It always starts with children’s laughter and joyous shouts.
Their laughter can turn pain to joy. Their excitement can bring new hope. Their infectious smiles can make me feel that I can once again join them in their innocent love of life.
But I’m getting ahead of myself.
I’m at a Chick-fil-A and there are lots children here for a Thursday night. I’m watching families. Parents and young kids. There are a couple of small groups that seems to be just mothers and children. There’s a father who’s come to eat alone and visit with his son who works here at the same time.
I’m at a table near the back and it seems as though every child has to come by here with a mom or dad on the way to a restroom, either skipping along on foot or riding in a parent’s arms. It’s loud and it’s busy. But something about it all makes my heart happy.
When I listen to the children, their little brains always seem drawn to the same things. They love the pictures of cows on the walls. They’re absolutely delighted and they treat the cows as though they were real.
There’s the little blond boy in his father’s arms who keeps pointing to the cows and mooing. He giggles and seems certain they’re going to moo back.
Here come three excited kids — a boy and two girls — coming back from the play place up front to tell their mom about what they’ve been doing. They haven’t done anything special — at least not by anybody else’s standards — but they’re joyful just to share what they’re doing. From listening to their tones, you would think something special had been going on. It’s just simple play — but their response is one of pure exuberance.
Different parents react in very different ways.
There’s a father two tables down from me who seems bored with the whole meal and with his family. The mother and the kids talk, but he’s mentally checked out. His mind is somewhere else.
There are two happy mothers who seem attentive to their children and even seem eager to listen to their stories. Those mothers seem as happy as their kids do.
On the way to the restroom, there’s the tiny boy with black eyes and curly hair who’s crying in his mother’s arms and trying to talk.
“I couldn’t wait and I tried,” he wails.
As the path to the women’s restroom backs up momentarily, there’s the mother holding her sleepy little girl with blonde hair in a ponytail. The girl has her head hanging over her mother’s shoulder and the woman’s back is to me. As they stand waiting, the little girl looks down at me. She smiles happily and reaches out her tiny hand, extending her fingers in a wave for a stranger who simply smiled at her.
Not all of the children are immediately happy, but they all seem content. They all seem to be full of life and the sort of honest spirits that come from not having been wounded by disappointments and failures.

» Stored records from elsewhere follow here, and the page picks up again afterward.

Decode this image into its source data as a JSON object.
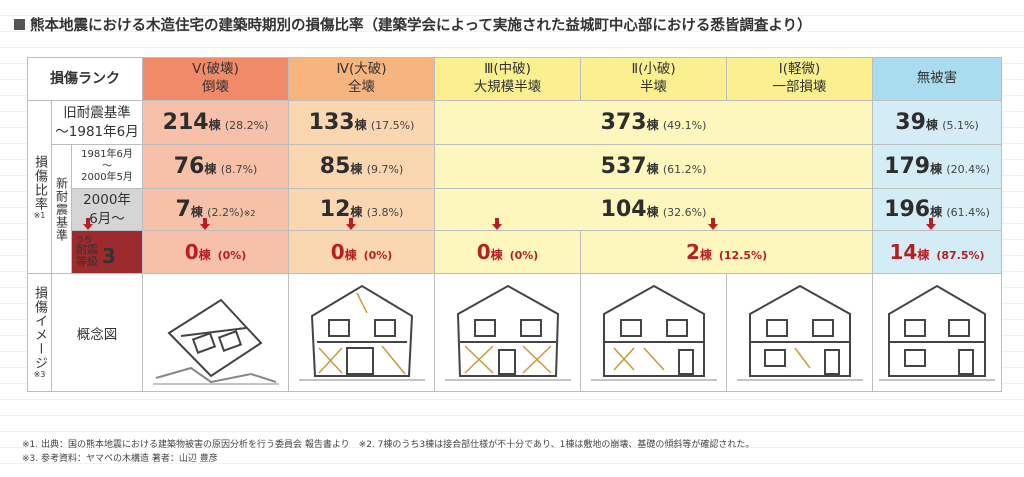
{
  "title": "熊本地震における木造住宅の建築時期別の損傷比率（建築学会によって実施された益城町中心部における悉皆調査より）",
  "header": {
    "rank_label": "損傷ランク",
    "cols": [
      {
        "roman": "Ⅴ(破壊)",
        "name": "倒壊"
      },
      {
        "roman": "Ⅳ(大破)",
        "name": "全壊"
      },
      {
        "roman": "Ⅲ(中破)",
        "name": "大規模半壊"
      },
      {
        "roman": "Ⅱ(小破)",
        "name": "半壊"
      },
      {
        "roman": "Ⅰ(軽微)",
        "name": "一部損壊"
      },
      {
        "roman": "",
        "name": "無被害"
      }
    ]
  },
  "side": {
    "ratio": "損傷比率",
    "ratio_note": "※1",
    "new_std": "新耐震基準",
    "image": "損傷イメージ",
    "image_note": "※3",
    "concept": "概念図"
  },
  "rows": {
    "r1": {
      "label": "旧耐震基準",
      "sub": "～1981年6月",
      "v5": "214",
      "p5": "(28.2%)",
      "v4": "133",
      "p4": "(17.5%)",
      "v321": "373",
      "p321": "(49.1%)",
      "vn": "39",
      "pn": "(5.1%)"
    },
    "r2": {
      "label": "1981年6月",
      "tilde": "～",
      "label2": "2000年5月",
      "v5": "76",
      "p5": "(8.7%)",
      "v4": "85",
      "p4": "(9.7%)",
      "v321": "537",
      "p321": "(61.2%)",
      "vn": "179",
      "pn": "(20.4%)"
    },
    "r3": {
      "label": "2000年",
      "sub": "6月～",
      "v5": "7",
      "p5": "(2.2%)",
      "note5": "※2",
      "v4": "12",
      "p4": "(3.8%)",
      "v321": "104",
      "p321": "(32.6%)",
      "vn": "196",
      "pn": "(61.4%)"
    },
    "r4": {
      "pre": "うち",
      "label": "耐震",
      "label2": "等級",
      "grade": "3",
      "v5": "0",
      "p5": "(0%)",
      "v4": "0",
      "p4": "(0%)",
      "v3": "0",
      "p3": "(0%)",
      "v21": "2",
      "p21": "(12.5%)",
      "vn": "14",
      "pn": "(87.5%)"
    }
  },
  "unit": "棟",
  "footnotes": [
    "※1. 出典：国の熊本地震における建築物被害の原因分析を行う委員会 報告書より　※2. 7棟のうち3棟は接合部仕様が不十分であり、1棟は敷地の崩壊、基礎の傾斜等が確認された。",
    "※3. 参考資料：ヤマベの木構造 著者：山辺 豊彦"
  ],
  "colors": {
    "collapse": "#f08a68",
    "severe": "#f6b57e",
    "moderate": "#fbf08f",
    "none": "#a9dcef",
    "accent": "#b61f24"
  }
}
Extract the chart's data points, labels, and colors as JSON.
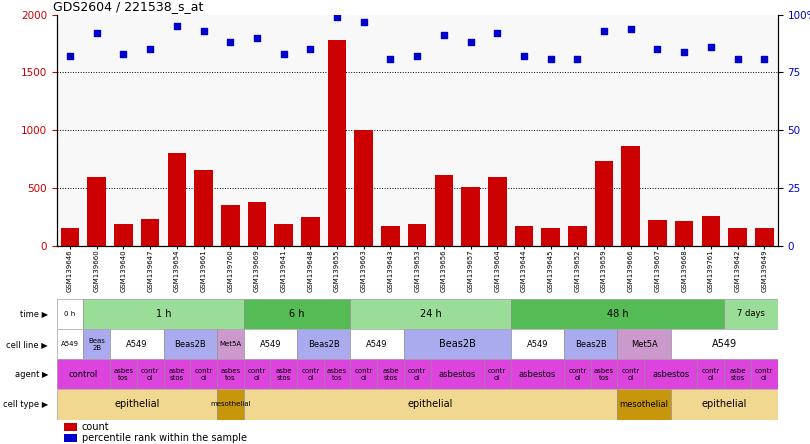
{
  "title": "GDS2604 / 221538_s_at",
  "samples": [
    "GSM139646",
    "GSM139660",
    "GSM139640",
    "GSM139647",
    "GSM139654",
    "GSM139661",
    "GSM139760",
    "GSM139669",
    "GSM139641",
    "GSM139648",
    "GSM139655",
    "GSM139663",
    "GSM139643",
    "GSM139653",
    "GSM139656",
    "GSM139657",
    "GSM139664",
    "GSM139644",
    "GSM139645",
    "GSM139652",
    "GSM139659",
    "GSM139666",
    "GSM139667",
    "GSM139668",
    "GSM139761",
    "GSM139642",
    "GSM139649"
  ],
  "counts": [
    150,
    590,
    190,
    230,
    800,
    650,
    350,
    380,
    185,
    245,
    1780,
    1005,
    165,
    185,
    615,
    510,
    595,
    170,
    155,
    165,
    730,
    860,
    225,
    215,
    255,
    155,
    155
  ],
  "percentiles": [
    82,
    92,
    83,
    85,
    95,
    93,
    88,
    90,
    83,
    85,
    99,
    97,
    81,
    82,
    91,
    88,
    92,
    82,
    81,
    81,
    93,
    94,
    85,
    84,
    86,
    81,
    81
  ],
  "ylim_left": [
    0,
    2000
  ],
  "ylim_right": [
    0,
    100
  ],
  "yticks_left": [
    0,
    500,
    1000,
    1500,
    2000
  ],
  "yticks_right": [
    0,
    25,
    50,
    75,
    100
  ],
  "ytick_labels_right": [
    "0",
    "25",
    "50",
    "75",
    "100%"
  ],
  "bar_color": "#cc0000",
  "dot_color": "#0000cc",
  "time_row": {
    "segments": [
      {
        "text": "0 h",
        "start": 0,
        "end": 1,
        "color": "#ffffff"
      },
      {
        "text": "1 h",
        "start": 1,
        "end": 7,
        "color": "#99dd99"
      },
      {
        "text": "6 h",
        "start": 7,
        "end": 11,
        "color": "#55bb55"
      },
      {
        "text": "24 h",
        "start": 11,
        "end": 17,
        "color": "#99dd99"
      },
      {
        "text": "48 h",
        "start": 17,
        "end": 25,
        "color": "#55bb55"
      },
      {
        "text": "7 days",
        "start": 25,
        "end": 27,
        "color": "#99dd99"
      }
    ]
  },
  "cellline_row": {
    "segments": [
      {
        "text": "A549",
        "start": 0,
        "end": 1,
        "color": "#ffffff"
      },
      {
        "text": "Beas\n2B",
        "start": 1,
        "end": 2,
        "color": "#aaaaee"
      },
      {
        "text": "A549",
        "start": 2,
        "end": 4,
        "color": "#ffffff"
      },
      {
        "text": "Beas2B",
        "start": 4,
        "end": 6,
        "color": "#aaaaee"
      },
      {
        "text": "Met5A",
        "start": 6,
        "end": 7,
        "color": "#cc99cc"
      },
      {
        "text": "A549",
        "start": 7,
        "end": 9,
        "color": "#ffffff"
      },
      {
        "text": "Beas2B",
        "start": 9,
        "end": 11,
        "color": "#aaaaee"
      },
      {
        "text": "A549",
        "start": 11,
        "end": 13,
        "color": "#ffffff"
      },
      {
        "text": "Beas2B",
        "start": 13,
        "end": 17,
        "color": "#aaaaee"
      },
      {
        "text": "A549",
        "start": 17,
        "end": 19,
        "color": "#ffffff"
      },
      {
        "text": "Beas2B",
        "start": 19,
        "end": 21,
        "color": "#aaaaee"
      },
      {
        "text": "Met5A",
        "start": 21,
        "end": 23,
        "color": "#cc99cc"
      },
      {
        "text": "A549",
        "start": 23,
        "end": 27,
        "color": "#ffffff"
      }
    ]
  },
  "agent_row": {
    "segments": [
      {
        "text": "control",
        "start": 0,
        "end": 2,
        "color": "#dd44dd"
      },
      {
        "text": "asbes\ntos",
        "start": 2,
        "end": 3,
        "color": "#dd44dd"
      },
      {
        "text": "contr\nol",
        "start": 3,
        "end": 4,
        "color": "#dd44dd"
      },
      {
        "text": "asbe\nstos",
        "start": 4,
        "end": 5,
        "color": "#dd44dd"
      },
      {
        "text": "contr\nol",
        "start": 5,
        "end": 6,
        "color": "#dd44dd"
      },
      {
        "text": "asbes\ntos",
        "start": 6,
        "end": 7,
        "color": "#dd44dd"
      },
      {
        "text": "contr\nol",
        "start": 7,
        "end": 8,
        "color": "#dd44dd"
      },
      {
        "text": "asbe\nstos",
        "start": 8,
        "end": 9,
        "color": "#dd44dd"
      },
      {
        "text": "contr\nol",
        "start": 9,
        "end": 10,
        "color": "#dd44dd"
      },
      {
        "text": "asbes\ntos",
        "start": 10,
        "end": 11,
        "color": "#dd44dd"
      },
      {
        "text": "contr\nol",
        "start": 11,
        "end": 12,
        "color": "#dd44dd"
      },
      {
        "text": "asbe\nstos",
        "start": 12,
        "end": 13,
        "color": "#dd44dd"
      },
      {
        "text": "contr\nol",
        "start": 13,
        "end": 14,
        "color": "#dd44dd"
      },
      {
        "text": "asbestos",
        "start": 14,
        "end": 16,
        "color": "#dd44dd"
      },
      {
        "text": "contr\nol",
        "start": 16,
        "end": 17,
        "color": "#dd44dd"
      },
      {
        "text": "asbestos",
        "start": 17,
        "end": 19,
        "color": "#dd44dd"
      },
      {
        "text": "contr\nol",
        "start": 19,
        "end": 20,
        "color": "#dd44dd"
      },
      {
        "text": "asbes\ntos",
        "start": 20,
        "end": 21,
        "color": "#dd44dd"
      },
      {
        "text": "contr\nol",
        "start": 21,
        "end": 22,
        "color": "#dd44dd"
      },
      {
        "text": "asbestos",
        "start": 22,
        "end": 24,
        "color": "#dd44dd"
      },
      {
        "text": "contr\nol",
        "start": 24,
        "end": 25,
        "color": "#dd44dd"
      },
      {
        "text": "asbe\nstos",
        "start": 25,
        "end": 26,
        "color": "#dd44dd"
      },
      {
        "text": "contr\nol",
        "start": 26,
        "end": 27,
        "color": "#dd44dd"
      }
    ]
  },
  "celltype_row": {
    "segments": [
      {
        "text": "epithelial",
        "start": 0,
        "end": 6,
        "color": "#f0d890"
      },
      {
        "text": "mesothelial",
        "start": 6,
        "end": 7,
        "color": "#c8960c"
      },
      {
        "text": "epithelial",
        "start": 7,
        "end": 21,
        "color": "#f0d890"
      },
      {
        "text": "mesothelial",
        "start": 21,
        "end": 23,
        "color": "#c8960c"
      },
      {
        "text": "epithelial",
        "start": 23,
        "end": 27,
        "color": "#f0d890"
      }
    ]
  },
  "row_labels": [
    "time",
    "cell line",
    "agent",
    "cell type"
  ],
  "legend_count_color": "#cc0000",
  "legend_dot_color": "#0000cc",
  "chart_bg": "#f8f8f8"
}
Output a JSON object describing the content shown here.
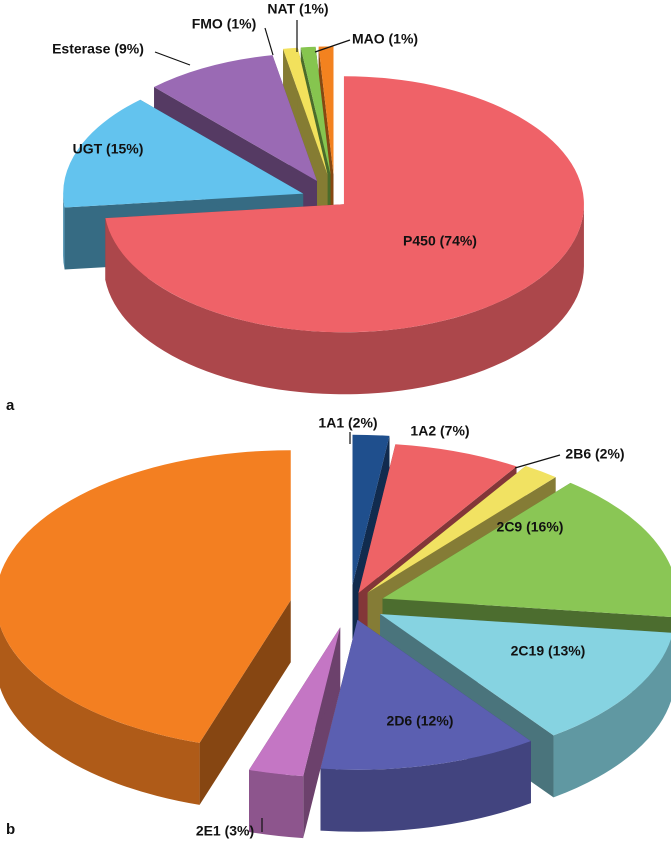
{
  "chart_data": [
    {
      "type": "pie",
      "panel": "a",
      "values": [
        74,
        15,
        9,
        1,
        1,
        1
      ],
      "value_labels": [
        "P450 (74%)",
        "UGT (15%)",
        "Esterase (9%)",
        "FMO (1%)",
        "NAT (1%)",
        "MAO (1%)"
      ],
      "colors": [
        "#ef6268",
        "#63c3ee",
        "#9a6ab4",
        "#f2e15c",
        "#86c54f",
        "#f3821f"
      ]
    },
    {
      "type": "pie",
      "panel": "b",
      "values": [
        2,
        7,
        2,
        16,
        13,
        12,
        3,
        45
      ],
      "value_labels": [
        "1A1 (2%)",
        "1A2 (7%)",
        "2B6 (2%)",
        "2C9 (16%)",
        "2C19 (13%)",
        "2D6 (12%)",
        "2E1 (3%)",
        null
      ],
      "colors": [
        "#1f4f8d",
        "#ee6366",
        "#f1e262",
        "#8ac655",
        "#86d3e1",
        "#5b5fb1",
        "#c476c4",
        "#f37f21"
      ]
    }
  ]
}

The children seem joyful just to be themselves.
And their joy and innocence change me. They take a tired and hurt and wounded heart and make it feel different. They make me feel softer and warmer and more alive.
The joy of a child can heal. A lot of people don’t seem to know that. They treat children as though they’re a bother. Some act as if they’re like furniture to ignore — required trappings of the adult life to be tolerated for 18 or 20 years and then shuffled off to the “real world.”
But what if their joy is the real world? What if the world we inhabit — the one we treat as so important — is actually the false world? What if we lived more like them? Could we regain some of that lost innocence and pure joy by simplifying our lives and purifying our relationships.
I can’t prove it, but I suspect so.
Nothing about what I’m seeing around me will change my life. The little girl’s smile and wave won’t give me the love and understanding I crave. The joy of play I see in others won’t change what I have to do right now to earn a living. I know that.
But something about watching them — and feeling the infectious love in their spirits — changes me and heals something in me. At least a little. At least for a moment.
And when I feel their joy — when I feel their innocence — that feeling they give me is enough to let me feel hope once more. It gives me hope that maybe I can share their loving and happy world. It gives me hope again that I can help my own children down the path one day to becoming mature adults who never have to give up their joy and innocence.
Even though none of that fixes everything for me, at this moment, it’s a start. And that’s enough. That’s a great gift from these children, even though they’ll never know it.